13 Dez, 2017

Uma luz no fim do túnel

Victor AbussafiAgosto 21, 20163min0

Uma luz no fim do túnel

Victor AbussafiAgosto 21, 20163min0

O ouro não resolve problemas do futebol brasileiro, mas pode ser um recomeço. A Seleção Brasileira começou mal, mas termina mostrando um ótimo futebol, ao mesmo tempo moderno e fiel às origens ofensivas do futebol canarinho. Foi um ouro merecido, esperado após bater na trave algumas vezes e que devolve a auto-estima à camisa amarela. Pelo menos hoje, o Campeão voltou.

A Alemanha pode não ter levado o seu melhor sub-23, mas o estilo era o mesmo da seleção principal. Muito bem postada taticamente, conseguiu se recuperar após o gol brasileiro e fez um ótimo jogo. Destaque para os defensores e para Brandt que acertou o travessão duas vezes. Mas tinha do outro lado um Brasil focado, que não deixaria essa medalha escapar.

Dois 0-0 nos primeiros jogos preocuparam o torcedor, que estava otimista com as chances brasileiras de medalha. Rogério Micale, treinador jovem e desconhecido para muitos, vinha chamando a atenção com treinos modernos e uma proposta de jogo ofensiva, mas que não funcionou quando a bola rolou no primeiro jogo da Olímpiada. No terceiro jogo, contra a Dinamarca, a entrada do quarto atacante como titular, Luan, mudou a cara do time.

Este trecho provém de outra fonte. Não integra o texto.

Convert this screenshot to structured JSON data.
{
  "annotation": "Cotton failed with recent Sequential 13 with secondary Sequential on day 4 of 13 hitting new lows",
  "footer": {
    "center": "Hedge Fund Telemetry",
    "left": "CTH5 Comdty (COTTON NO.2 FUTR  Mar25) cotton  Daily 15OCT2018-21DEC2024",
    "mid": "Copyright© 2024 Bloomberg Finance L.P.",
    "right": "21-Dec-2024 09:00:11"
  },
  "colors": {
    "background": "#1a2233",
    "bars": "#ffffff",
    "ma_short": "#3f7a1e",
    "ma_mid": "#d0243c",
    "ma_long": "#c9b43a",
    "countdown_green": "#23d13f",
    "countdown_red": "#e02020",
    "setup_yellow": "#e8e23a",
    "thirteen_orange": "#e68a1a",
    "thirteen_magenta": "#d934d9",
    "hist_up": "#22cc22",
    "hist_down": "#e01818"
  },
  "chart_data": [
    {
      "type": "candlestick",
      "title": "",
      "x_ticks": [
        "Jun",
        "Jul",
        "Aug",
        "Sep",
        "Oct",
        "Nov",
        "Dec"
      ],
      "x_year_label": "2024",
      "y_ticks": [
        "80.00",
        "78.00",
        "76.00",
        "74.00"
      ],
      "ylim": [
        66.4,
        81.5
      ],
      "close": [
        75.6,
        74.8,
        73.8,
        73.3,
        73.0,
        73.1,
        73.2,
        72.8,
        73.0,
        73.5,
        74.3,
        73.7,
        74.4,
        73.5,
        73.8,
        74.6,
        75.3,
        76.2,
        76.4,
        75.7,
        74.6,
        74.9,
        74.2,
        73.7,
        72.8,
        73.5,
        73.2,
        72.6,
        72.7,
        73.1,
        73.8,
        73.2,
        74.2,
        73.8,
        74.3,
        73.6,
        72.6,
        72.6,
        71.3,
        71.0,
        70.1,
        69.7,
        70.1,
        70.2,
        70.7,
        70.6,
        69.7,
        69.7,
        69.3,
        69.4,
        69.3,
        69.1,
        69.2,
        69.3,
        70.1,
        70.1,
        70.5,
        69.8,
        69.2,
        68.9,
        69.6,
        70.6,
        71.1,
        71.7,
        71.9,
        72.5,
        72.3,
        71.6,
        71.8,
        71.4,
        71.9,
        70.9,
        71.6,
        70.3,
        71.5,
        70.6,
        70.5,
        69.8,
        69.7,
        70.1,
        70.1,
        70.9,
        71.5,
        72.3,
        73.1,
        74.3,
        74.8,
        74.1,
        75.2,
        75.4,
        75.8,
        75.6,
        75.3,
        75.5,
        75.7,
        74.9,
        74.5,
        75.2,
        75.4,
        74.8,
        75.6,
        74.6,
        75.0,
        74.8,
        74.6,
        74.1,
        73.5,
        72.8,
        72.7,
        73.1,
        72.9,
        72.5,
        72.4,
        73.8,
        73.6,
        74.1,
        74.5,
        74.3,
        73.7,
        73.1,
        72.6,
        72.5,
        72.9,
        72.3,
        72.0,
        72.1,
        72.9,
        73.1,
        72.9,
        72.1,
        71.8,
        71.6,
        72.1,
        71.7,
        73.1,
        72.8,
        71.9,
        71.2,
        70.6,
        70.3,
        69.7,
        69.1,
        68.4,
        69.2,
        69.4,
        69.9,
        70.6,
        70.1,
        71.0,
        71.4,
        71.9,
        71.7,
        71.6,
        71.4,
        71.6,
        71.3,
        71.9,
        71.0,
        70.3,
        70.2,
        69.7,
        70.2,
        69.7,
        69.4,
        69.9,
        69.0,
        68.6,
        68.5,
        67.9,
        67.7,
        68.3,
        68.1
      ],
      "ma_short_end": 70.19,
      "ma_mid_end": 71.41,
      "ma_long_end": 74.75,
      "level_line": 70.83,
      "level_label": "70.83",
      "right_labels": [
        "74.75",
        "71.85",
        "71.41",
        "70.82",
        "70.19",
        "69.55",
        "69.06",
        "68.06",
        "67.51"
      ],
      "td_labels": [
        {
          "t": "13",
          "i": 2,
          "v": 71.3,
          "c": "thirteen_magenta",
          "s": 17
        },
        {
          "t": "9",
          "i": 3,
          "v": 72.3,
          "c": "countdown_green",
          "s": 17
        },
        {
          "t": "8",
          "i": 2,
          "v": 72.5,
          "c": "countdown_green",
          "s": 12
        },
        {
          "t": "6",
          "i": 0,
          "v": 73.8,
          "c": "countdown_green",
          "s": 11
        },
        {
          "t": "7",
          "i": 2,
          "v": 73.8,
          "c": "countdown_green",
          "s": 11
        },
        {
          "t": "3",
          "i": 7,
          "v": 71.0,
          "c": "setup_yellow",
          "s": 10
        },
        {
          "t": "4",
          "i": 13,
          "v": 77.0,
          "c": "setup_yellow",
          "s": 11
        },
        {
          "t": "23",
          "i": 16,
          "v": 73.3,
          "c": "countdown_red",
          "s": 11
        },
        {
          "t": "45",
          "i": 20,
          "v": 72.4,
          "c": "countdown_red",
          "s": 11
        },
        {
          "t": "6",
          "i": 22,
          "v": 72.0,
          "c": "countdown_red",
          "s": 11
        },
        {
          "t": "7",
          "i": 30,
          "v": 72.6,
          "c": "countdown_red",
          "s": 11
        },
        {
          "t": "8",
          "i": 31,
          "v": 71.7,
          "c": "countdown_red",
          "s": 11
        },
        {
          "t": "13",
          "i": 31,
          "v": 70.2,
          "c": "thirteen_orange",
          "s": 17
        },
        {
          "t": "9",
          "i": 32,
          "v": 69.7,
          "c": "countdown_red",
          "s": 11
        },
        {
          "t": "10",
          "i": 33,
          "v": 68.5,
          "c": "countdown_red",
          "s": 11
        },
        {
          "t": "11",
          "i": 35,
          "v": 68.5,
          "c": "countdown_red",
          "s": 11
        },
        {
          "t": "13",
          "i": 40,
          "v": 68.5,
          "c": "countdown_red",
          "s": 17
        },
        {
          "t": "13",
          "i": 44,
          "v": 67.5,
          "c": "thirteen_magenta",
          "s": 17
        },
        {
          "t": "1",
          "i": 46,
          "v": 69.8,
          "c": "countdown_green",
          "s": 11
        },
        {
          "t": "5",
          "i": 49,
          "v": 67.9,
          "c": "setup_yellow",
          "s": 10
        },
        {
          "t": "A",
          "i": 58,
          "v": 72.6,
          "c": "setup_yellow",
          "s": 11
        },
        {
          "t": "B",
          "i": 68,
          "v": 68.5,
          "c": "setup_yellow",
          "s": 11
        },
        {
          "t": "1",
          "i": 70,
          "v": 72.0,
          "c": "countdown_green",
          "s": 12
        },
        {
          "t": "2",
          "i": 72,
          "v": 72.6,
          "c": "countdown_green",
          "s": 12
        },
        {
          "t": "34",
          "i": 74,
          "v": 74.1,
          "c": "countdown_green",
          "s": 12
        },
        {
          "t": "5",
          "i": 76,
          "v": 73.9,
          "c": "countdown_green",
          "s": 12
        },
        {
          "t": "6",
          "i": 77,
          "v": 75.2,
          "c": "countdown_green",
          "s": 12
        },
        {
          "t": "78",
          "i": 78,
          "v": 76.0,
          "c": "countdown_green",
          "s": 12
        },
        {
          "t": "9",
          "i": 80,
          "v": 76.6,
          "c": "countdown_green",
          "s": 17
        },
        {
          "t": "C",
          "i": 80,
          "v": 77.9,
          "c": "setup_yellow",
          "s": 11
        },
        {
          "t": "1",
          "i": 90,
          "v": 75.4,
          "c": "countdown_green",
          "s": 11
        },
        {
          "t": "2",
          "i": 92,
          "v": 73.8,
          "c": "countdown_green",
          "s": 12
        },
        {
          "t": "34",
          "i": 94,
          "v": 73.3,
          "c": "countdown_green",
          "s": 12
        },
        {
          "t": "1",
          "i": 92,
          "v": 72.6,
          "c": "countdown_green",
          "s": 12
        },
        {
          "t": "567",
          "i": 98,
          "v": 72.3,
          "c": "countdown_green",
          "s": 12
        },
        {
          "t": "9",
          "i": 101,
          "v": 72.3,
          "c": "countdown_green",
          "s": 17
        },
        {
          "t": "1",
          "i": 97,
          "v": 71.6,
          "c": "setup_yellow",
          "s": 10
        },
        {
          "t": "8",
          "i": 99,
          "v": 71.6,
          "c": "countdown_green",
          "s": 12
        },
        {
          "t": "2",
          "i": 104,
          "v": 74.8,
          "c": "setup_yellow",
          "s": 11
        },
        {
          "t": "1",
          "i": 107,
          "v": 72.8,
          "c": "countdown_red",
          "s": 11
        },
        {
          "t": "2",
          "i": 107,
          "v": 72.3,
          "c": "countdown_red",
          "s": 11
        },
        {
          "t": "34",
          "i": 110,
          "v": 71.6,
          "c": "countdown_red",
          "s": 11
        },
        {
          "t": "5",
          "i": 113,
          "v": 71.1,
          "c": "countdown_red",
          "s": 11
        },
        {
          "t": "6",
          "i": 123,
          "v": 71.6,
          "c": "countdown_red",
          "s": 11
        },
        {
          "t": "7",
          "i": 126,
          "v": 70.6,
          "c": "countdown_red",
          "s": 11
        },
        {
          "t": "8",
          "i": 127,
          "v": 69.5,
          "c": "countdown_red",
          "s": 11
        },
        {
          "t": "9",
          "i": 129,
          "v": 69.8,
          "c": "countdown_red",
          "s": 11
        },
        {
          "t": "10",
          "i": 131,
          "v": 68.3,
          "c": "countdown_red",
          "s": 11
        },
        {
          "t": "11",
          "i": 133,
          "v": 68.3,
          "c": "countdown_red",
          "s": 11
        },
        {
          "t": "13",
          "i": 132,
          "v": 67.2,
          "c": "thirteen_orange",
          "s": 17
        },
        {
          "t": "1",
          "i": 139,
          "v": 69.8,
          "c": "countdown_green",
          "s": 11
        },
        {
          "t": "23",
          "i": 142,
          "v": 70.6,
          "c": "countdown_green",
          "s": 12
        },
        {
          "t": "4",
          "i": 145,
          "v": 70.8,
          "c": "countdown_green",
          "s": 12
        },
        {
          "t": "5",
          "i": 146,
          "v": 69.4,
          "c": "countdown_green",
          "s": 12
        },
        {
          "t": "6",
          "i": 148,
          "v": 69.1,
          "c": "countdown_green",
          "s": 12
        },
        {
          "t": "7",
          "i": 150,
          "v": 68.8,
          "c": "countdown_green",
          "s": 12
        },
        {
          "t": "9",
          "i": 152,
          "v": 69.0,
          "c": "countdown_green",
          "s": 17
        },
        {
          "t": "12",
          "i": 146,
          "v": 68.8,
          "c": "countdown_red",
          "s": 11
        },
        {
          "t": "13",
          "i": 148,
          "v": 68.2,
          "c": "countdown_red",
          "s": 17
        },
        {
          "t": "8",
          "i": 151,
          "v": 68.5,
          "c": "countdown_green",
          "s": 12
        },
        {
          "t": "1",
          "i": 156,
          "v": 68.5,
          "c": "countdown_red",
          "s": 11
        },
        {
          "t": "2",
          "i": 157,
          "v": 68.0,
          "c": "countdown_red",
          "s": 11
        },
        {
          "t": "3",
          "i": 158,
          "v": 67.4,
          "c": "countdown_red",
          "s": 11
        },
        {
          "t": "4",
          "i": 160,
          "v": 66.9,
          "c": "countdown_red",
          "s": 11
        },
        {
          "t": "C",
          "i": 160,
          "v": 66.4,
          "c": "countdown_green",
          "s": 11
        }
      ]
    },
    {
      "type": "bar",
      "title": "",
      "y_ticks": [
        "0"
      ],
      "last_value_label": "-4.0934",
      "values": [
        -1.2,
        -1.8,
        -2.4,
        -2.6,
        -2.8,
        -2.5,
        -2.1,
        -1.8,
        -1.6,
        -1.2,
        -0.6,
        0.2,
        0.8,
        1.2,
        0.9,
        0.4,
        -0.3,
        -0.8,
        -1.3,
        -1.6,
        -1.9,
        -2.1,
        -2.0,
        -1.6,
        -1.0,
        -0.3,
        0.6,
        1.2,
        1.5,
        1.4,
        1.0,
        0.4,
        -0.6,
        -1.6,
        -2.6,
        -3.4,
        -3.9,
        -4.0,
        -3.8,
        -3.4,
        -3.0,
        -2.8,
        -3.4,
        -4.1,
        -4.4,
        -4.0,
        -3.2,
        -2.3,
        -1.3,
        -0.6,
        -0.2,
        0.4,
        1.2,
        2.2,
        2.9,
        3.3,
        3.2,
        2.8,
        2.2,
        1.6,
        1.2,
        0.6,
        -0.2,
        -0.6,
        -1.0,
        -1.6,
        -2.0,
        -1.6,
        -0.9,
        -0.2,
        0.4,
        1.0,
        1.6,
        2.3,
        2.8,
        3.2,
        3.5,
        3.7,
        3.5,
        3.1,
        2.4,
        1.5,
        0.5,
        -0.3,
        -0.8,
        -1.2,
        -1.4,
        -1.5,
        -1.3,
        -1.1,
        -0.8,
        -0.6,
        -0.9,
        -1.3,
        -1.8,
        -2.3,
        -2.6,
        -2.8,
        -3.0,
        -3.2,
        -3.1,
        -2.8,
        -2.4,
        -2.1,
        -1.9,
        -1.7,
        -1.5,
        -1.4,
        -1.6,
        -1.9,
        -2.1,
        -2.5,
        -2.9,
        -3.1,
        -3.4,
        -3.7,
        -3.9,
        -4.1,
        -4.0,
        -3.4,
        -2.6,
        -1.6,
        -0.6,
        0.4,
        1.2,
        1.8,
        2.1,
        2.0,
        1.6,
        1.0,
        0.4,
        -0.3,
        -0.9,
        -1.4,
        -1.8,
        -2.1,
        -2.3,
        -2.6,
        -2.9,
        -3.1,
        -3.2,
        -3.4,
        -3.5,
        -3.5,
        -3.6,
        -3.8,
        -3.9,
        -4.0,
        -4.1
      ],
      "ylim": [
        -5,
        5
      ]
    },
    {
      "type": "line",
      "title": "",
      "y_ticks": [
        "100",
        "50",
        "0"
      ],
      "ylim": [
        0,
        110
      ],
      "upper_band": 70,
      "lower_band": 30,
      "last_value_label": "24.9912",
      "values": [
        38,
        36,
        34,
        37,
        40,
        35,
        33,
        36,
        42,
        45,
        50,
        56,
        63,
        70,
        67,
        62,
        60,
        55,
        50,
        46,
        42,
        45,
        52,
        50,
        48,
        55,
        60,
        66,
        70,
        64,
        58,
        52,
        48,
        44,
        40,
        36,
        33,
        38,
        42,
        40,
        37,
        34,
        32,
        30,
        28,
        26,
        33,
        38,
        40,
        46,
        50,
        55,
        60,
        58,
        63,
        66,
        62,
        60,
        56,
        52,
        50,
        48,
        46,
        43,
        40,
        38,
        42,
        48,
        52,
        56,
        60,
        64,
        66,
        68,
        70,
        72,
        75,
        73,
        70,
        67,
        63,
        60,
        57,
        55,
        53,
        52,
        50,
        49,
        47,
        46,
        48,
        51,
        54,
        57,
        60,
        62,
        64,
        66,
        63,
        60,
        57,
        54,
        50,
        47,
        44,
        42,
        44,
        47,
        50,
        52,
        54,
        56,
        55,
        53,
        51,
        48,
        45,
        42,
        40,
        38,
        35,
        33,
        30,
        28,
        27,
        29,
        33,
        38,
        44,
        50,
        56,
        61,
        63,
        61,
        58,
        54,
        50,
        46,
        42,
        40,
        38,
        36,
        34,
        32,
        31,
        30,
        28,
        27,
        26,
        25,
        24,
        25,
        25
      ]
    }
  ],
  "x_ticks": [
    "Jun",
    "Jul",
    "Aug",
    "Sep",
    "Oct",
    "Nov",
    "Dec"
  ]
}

À partir daí, apareceu o futebol envolvente que não se via há tempos no Brasil. O quarteto Luan, Gabriel Jesus, Gabriel Barbosa e Neymar se movimentava e alternava posições, construindo à partir do caos. Wallace e Renato Augusto davam solidez ao meio campo e a defesa de Zeca, Marquinhos, Rodrigo Caio, Douglas Santos e Weverton só foi vazada na final.

Micale e os garotos da Seleção Olímpica (Foto: Reuters)
Micale e os garotos da Seleção Olímpica (Foto: Reuters)

Os últimos treinadores do Brasil (Dunga duas vezes, Mano Menezes e Felipão), todos da escola gaúcha, tinham estilo de jogo que priorizava a defesa. Primeiro construíam uma defesa segura, para liberar os jogadores de frente para resolverem na qualidade individual. Micale propôs uma mudança desse paradigma. Criou um time que jogava com suas linhas próximas, compactas, mas abertas, dando amplitude, e priorizava a construção do jogo, o ataque. Eram quatro atacantes que se dedicavam também à marcação, mas a prioridade dos onze era propor o jogo. Assumir a vontade de ganhar o jogo, se movimentar com o propósito de criar e não de destruir. Fazia tempo que não via isso na Seleção. A vitória de hoje veio nos pênaltis, foi sofrida, mas veio acompanhada de bom futebol.

Neymar chora após marcar o pênalti decisivo. (Foto: Rio 2016/Laurence Griffiths)
Neymar chora após marcar o pênalti decisivo. (Foto: Rio 2016/Laurence Griffiths)

Tite, que anuncia amanhã sua primeira convocação, tem um histórico de ser um treinador mais defensivo. Mas é muito inteligente taticamente e pode se reinventar para dar sequência a essa boa nova. Muitos desses jogadores de hoje devem estar na lista de amanhã.

Não eram os adversários mais difíceis, não vinga a Copa do Mundo, não resolve todos os problemas do futebol brasileiro. Amanhã ainda temos que acordar e nos deparar com uma CBF nebulosa, com um campeonato de baixa qualidade técnica, com problemas na nossa formação e tudo mais que conhecemos bem. Mas, hoje, é dia de celebrar e de renovar as esperanças. Essa vitória reconcilia o torcedor e a seleção. Hoje, pelo menos hoje, o campeão voltou.